# ford jubilee hydraulic problem



## laurajane49 (Mar 29, 2015)

I have a 1953 ford jubilee. I had to replace the oil line to pressure gauge. I saw that I needed to remove the hydraulic pumpto get to this fitting. I started by removing the front of the pump and ended up removing the whole pump. when I took the front portion there were several springs. one of them was broken. not knowing if this would matter or , put back together with broken spring minus the brokr off part which was only the first ring. after reassembling pump and putting back on the lift would not raise. could it be this spring or what? would appreciate any help.


----------



## HarveyW (Sep 15, 2014)

Hello laurajane49,

Good to have you visit the Ford/New Holland tractor forum. 

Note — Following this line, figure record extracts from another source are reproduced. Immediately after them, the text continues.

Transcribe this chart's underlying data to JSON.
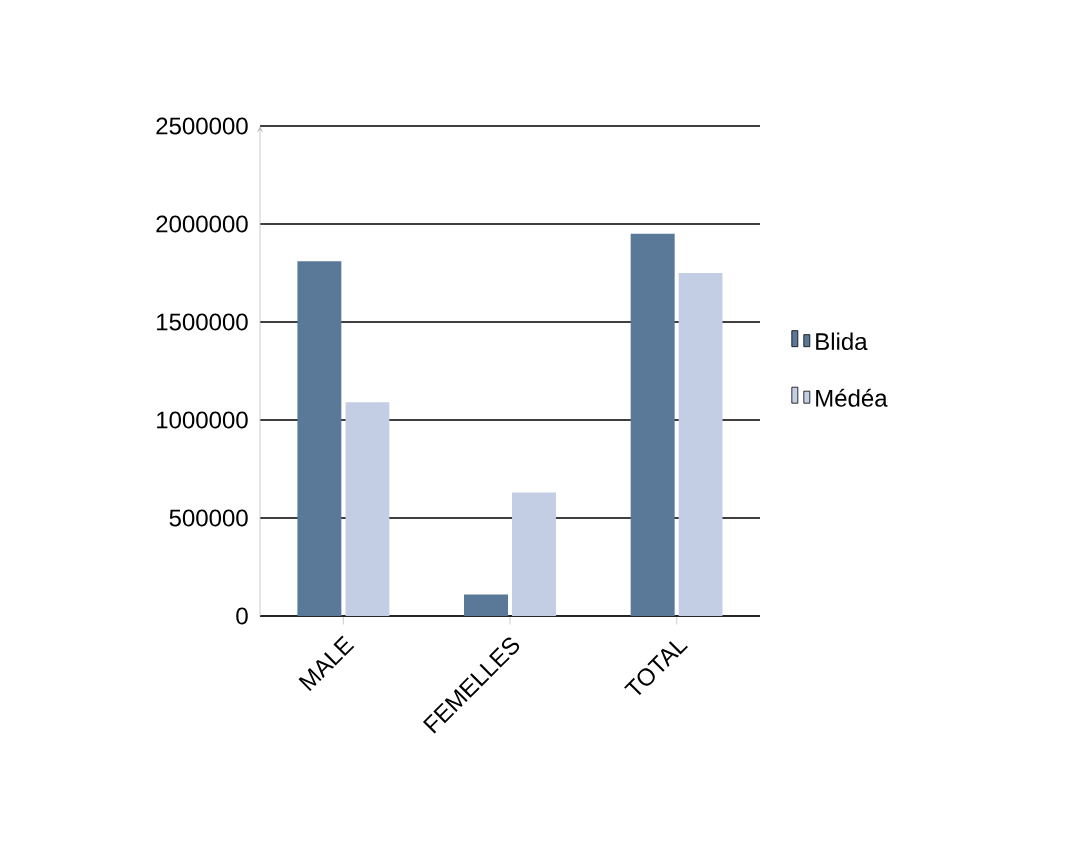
{
  "chart_data": {
    "type": "bar",
    "categories": [
      "MALE",
      "FEMELLES",
      "TOTAL"
    ],
    "series": [
      {
        "name": "Blida",
        "color": "#5a7898",
        "values": [
          1810000,
          110000,
          1950000
        ]
      },
      {
        "name": "Médéa",
        "color": "#c3cee4",
        "values": [
          1090000,
          630000,
          1750000
        ]
      }
    ],
    "ylim": [
      0,
      2500000
    ],
    "yticks": [
      0,
      500000,
      1000000,
      1500000,
      2000000,
      2500000
    ],
    "grid": "y",
    "legend": "right"
  }
}
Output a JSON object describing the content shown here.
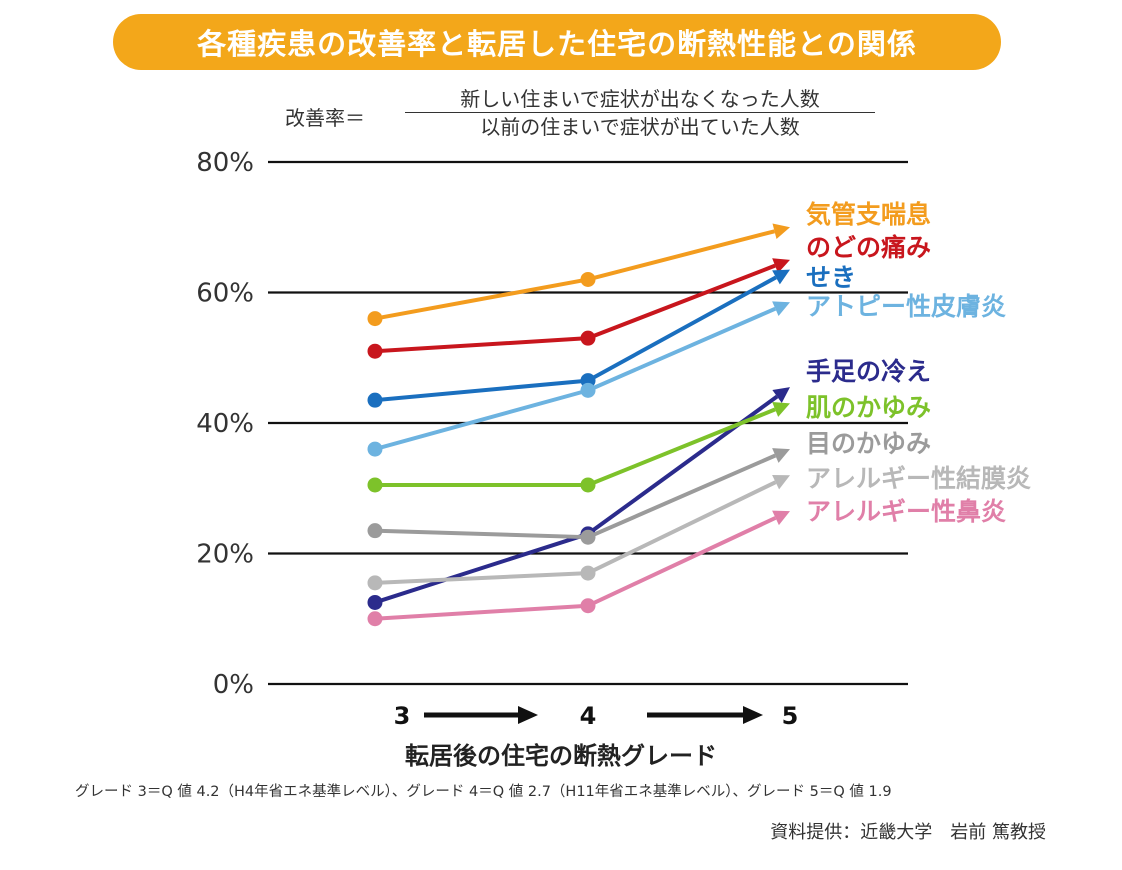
{
  "title": "各種疾患の改善率と転居した住宅の断熱性能との関係",
  "formula": {
    "lhs": "改善率＝",
    "numerator": "新しい住まいで症状が出なくなった人数",
    "denominator": "以前の住まいで症状が出ていた人数"
  },
  "note": "グレード 3＝Q 値 4.2（H4年省エネ基準レベル）、グレード 4＝Q 値 2.7（H11年省エネ基準レベル）、グレード 5＝Q 値 1.9",
  "source": "資料提供：近畿大学　岩前 篤教授",
  "chart_data": {
    "type": "line",
    "title": "各種疾患の改善率と転居した住宅の断熱性能との関係",
    "xlabel": "転居後の住宅の断熱グレード",
    "ylabel": "",
    "x": [
      3,
      4,
      5
    ],
    "x_tick_labels": [
      "3",
      "4",
      "5"
    ],
    "ylim": [
      0,
      80
    ],
    "y_ticks": [
      0,
      20,
      40,
      60,
      80
    ],
    "y_tick_labels": [
      "0%",
      "20%",
      "40%",
      "60%",
      "80%"
    ],
    "grid": true,
    "legend": "right-end labels",
    "series": [
      {
        "name": "気管支喘息",
        "color": "#f39c1e",
        "values": [
          56,
          62,
          70
        ]
      },
      {
        "name": "のどの痛み",
        "color": "#c8161d",
        "values": [
          51,
          53,
          65
        ]
      },
      {
        "name": "せき",
        "color": "#1a6fbf",
        "values": [
          43.5,
          46.5,
          63.5
        ]
      },
      {
        "name": "アトピー性皮膚炎",
        "color": "#6db3e0",
        "values": [
          36,
          45,
          58.5
        ]
      },
      {
        "name": "手足の冷え",
        "color": "#2b2b8c",
        "values": [
          12.5,
          23,
          45.5
        ]
      },
      {
        "name": "肌のかゆみ",
        "color": "#7dc22a",
        "values": [
          30.5,
          30.5,
          43
        ]
      },
      {
        "name": "目のかゆみ",
        "color": "#9b9b9b",
        "values": [
          23.5,
          22.5,
          36
        ]
      },
      {
        "name": "アレルギー性結膜炎",
        "color": "#b8b8b8",
        "values": [
          15.5,
          17,
          32
        ]
      },
      {
        "name": "アレルギー性鼻炎",
        "color": "#e07fa8",
        "values": [
          10,
          12,
          26.5
        ]
      }
    ]
  }
}
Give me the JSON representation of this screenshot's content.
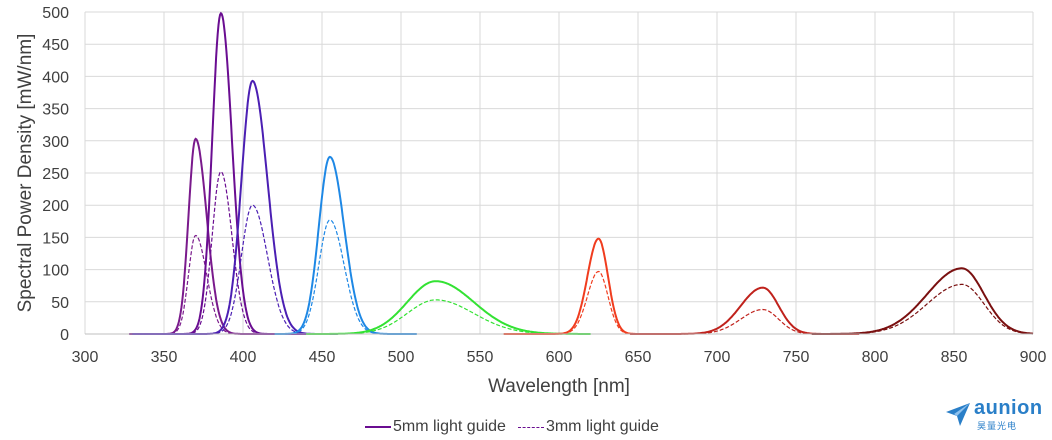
{
  "chart_data": {
    "type": "line",
    "title": "",
    "xlabel": "Wavelength [nm]",
    "ylabel": "Spectral Power Density [mW/nm]",
    "xlim": [
      300,
      900
    ],
    "ylim": [
      0,
      500
    ],
    "x_ticks": [
      300,
      350,
      400,
      450,
      500,
      550,
      600,
      650,
      700,
      750,
      800,
      850,
      900
    ],
    "y_ticks": [
      0,
      50,
      100,
      150,
      200,
      250,
      300,
      350,
      400,
      450,
      500
    ],
    "grid": true,
    "legend_position": "bottom",
    "legend": [
      {
        "label": "5mm light guide",
        "style": "solid",
        "color": "#6a0d91"
      },
      {
        "label": "3mm light guide",
        "style": "dashed",
        "color": "#6a0d91"
      }
    ],
    "series": [
      {
        "center": 370,
        "range": [
          328,
          425
        ],
        "color": "#7a1a8c",
        "solid": {
          "peak": 303,
          "sl": 4.5,
          "sr": 7
        },
        "dashed": {
          "peak": 153,
          "sl": 4.5,
          "sr": 7
        }
      },
      {
        "center": 386,
        "range": [
          330,
          440
        ],
        "color": "#6a0d91",
        "solid": {
          "peak": 498,
          "sl": 5.5,
          "sr": 7
        },
        "dashed": {
          "peak": 252,
          "sl": 5.5,
          "sr": 7
        }
      },
      {
        "center": 406,
        "range": [
          330,
          460
        ],
        "color": "#4b1fb3",
        "solid": {
          "peak": 393,
          "sl": 7,
          "sr": 9.5
        },
        "dashed": {
          "peak": 200,
          "sl": 7,
          "sr": 9.5
        }
      },
      {
        "center": 455,
        "range": [
          420,
          510
        ],
        "color": "#1e88e5",
        "solid": {
          "peak": 275,
          "sl": 7,
          "sr": 9
        },
        "dashed": {
          "peak": 177,
          "sl": 7,
          "sr": 9
        }
      },
      {
        "center": 522,
        "range": [
          440,
          620
        ],
        "color": "#33e233",
        "solid": {
          "peak": 82,
          "sl": 18,
          "sr": 24
        },
        "dashed": {
          "peak": 53,
          "sl": 18,
          "sr": 24
        }
      },
      {
        "center": 625,
        "range": [
          565,
          665
        ],
        "color": "#f03c1e",
        "solid": {
          "peak": 148,
          "sl": 7,
          "sr": 6
        },
        "dashed": {
          "peak": 97,
          "sl": 7,
          "sr": 6
        }
      },
      {
        "center": 729,
        "range": [
          645,
          790
        ],
        "color": "#c0221c",
        "solid": {
          "peak": 72,
          "sl": 14,
          "sr": 10
        },
        "dashed": {
          "peak": 38,
          "sl": 14,
          "sr": 10
        }
      },
      {
        "center": 855,
        "range": [
          760,
          900
        ],
        "color": "#7a1010",
        "solid": {
          "peak": 102,
          "sl": 22,
          "sr": 14
        },
        "dashed": {
          "peak": 77,
          "sl": 22,
          "sr": 14
        }
      }
    ]
  },
  "logo": {
    "text": "aunion",
    "sub": "昊量光电",
    "color": "#2a7fc8"
  }
}
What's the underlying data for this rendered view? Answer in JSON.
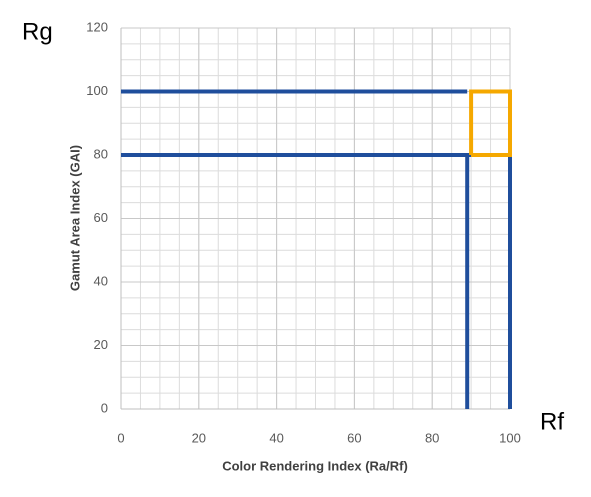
{
  "chart_data": {
    "type": "line",
    "corner_labels": {
      "y": "Rg",
      "x": "Rf"
    },
    "x_label": "Color Rendering Index (Ra/Rf)",
    "y_label": "Gamut Area Index (GAI)",
    "xlim": [
      0,
      100
    ],
    "xticks": [
      0,
      20,
      40,
      60,
      80,
      100
    ],
    "ylim": [
      0,
      120
    ],
    "yticks": [
      0,
      20,
      40,
      60,
      80,
      100,
      120
    ],
    "grid": true,
    "minor_grid_step": 5,
    "series": [
      {
        "color": "#1f4e9c",
        "x": [
          0,
          89
        ],
        "values": [
          100,
          100
        ]
      },
      {
        "color": "#1f4e9c",
        "x": [
          0,
          90
        ],
        "values": [
          80,
          80
        ]
      },
      {
        "color": "#1f4e9c",
        "x": [
          89,
          89
        ],
        "values": [
          0,
          80
        ]
      },
      {
        "color": "#1f4e9c",
        "x": [
          100,
          100
        ],
        "values": [
          0,
          80
        ]
      },
      {
        "color": "#f5a800",
        "x": [
          90,
          100,
          100,
          90,
          90
        ],
        "values": [
          80,
          80,
          100,
          100,
          80
        ]
      }
    ]
  }
}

See items #5 & #10 on attached parts diagram. There are 12 such springs (6ea inlet and 6ea outlet) in your hydraulic pump. They hold the suction/discharge balls against the seats until the pump piston pressure overcomes the spring force/pressure. 

It's probably best to get a rebuild kit for your hydraulic pump and either install it yourself, or have local tractor shop install the kit.


----------



## laurajane49 (Mar 29, 2015)

*hydraulic problems*

thanks for the info. I thought that might be the best solution.


----------